琉球・沖縄の歴史の個人的な謎 男色の慣習がなかったこと その2

琉球と薩摩とは1609年以前にも付き合いがあります。数百年来の長い交流があるのですが、それにしては薩摩から持ち込まれた文化がほとんど見当たらない*のです。薩摩を経由して日本の文化が持ち込まれますが、沖縄を実質的に支配してきた国の慣習が持ち込まれないことはよく考えると異様です。

*琉球侵攻における戦争目的は明国との貿易利権の確保です。琉球人が薩摩化するとどうしても不都合が生じてしまうため、薩摩藩は琉球人と薩摩人との区別を強調する政策を取ります。おかげで薩摩と琉球王府の関係は良好で、270年にわたる平和と安定の時代が訪れます。
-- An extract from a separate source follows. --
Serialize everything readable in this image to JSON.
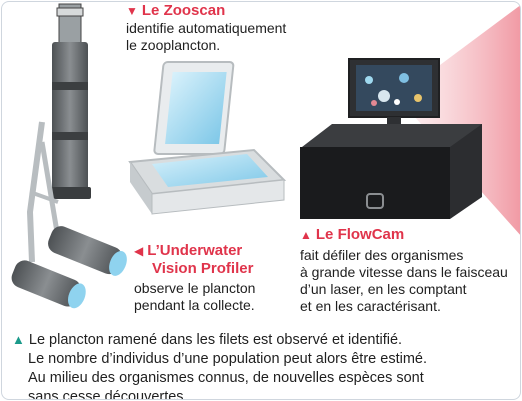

中国大陸とは1372年(応安5/建徳3)に察度が冊封を受け入れて以来長い交流があります。必然的に世界の超大国である明や清とお付き合いすることで中華の文化が持ち込まれます。代表的なのは儒学でしょう、ただし持ち込まれなかった文化もあります。そのうちの一つが男色(ナンセー)*です。

*歴史的に中国大陸は世界に冠たる男色の本場です。男色という言葉も中国大陸からもたらされたものです。

琉球が中国大陸の政権との交流は当初は泉州ですが、泉州がある福建地方は中国大陸でも男色の盛んな地域です。1472年(文明4)以降は朝貢貿易の拠点は福州になりますが、当時世界の超大国であった明国の慣習が持ち込まれなかったのは改めて考えるとおかしいです。イスラムの教えでは男色は明確に禁止ですが、ニライカナイの神が同性愛を禁止したなんて聞いたことありません。当時の琉球国の上流階級には受け入れがたい何かがあったとしか考えられません(続く)。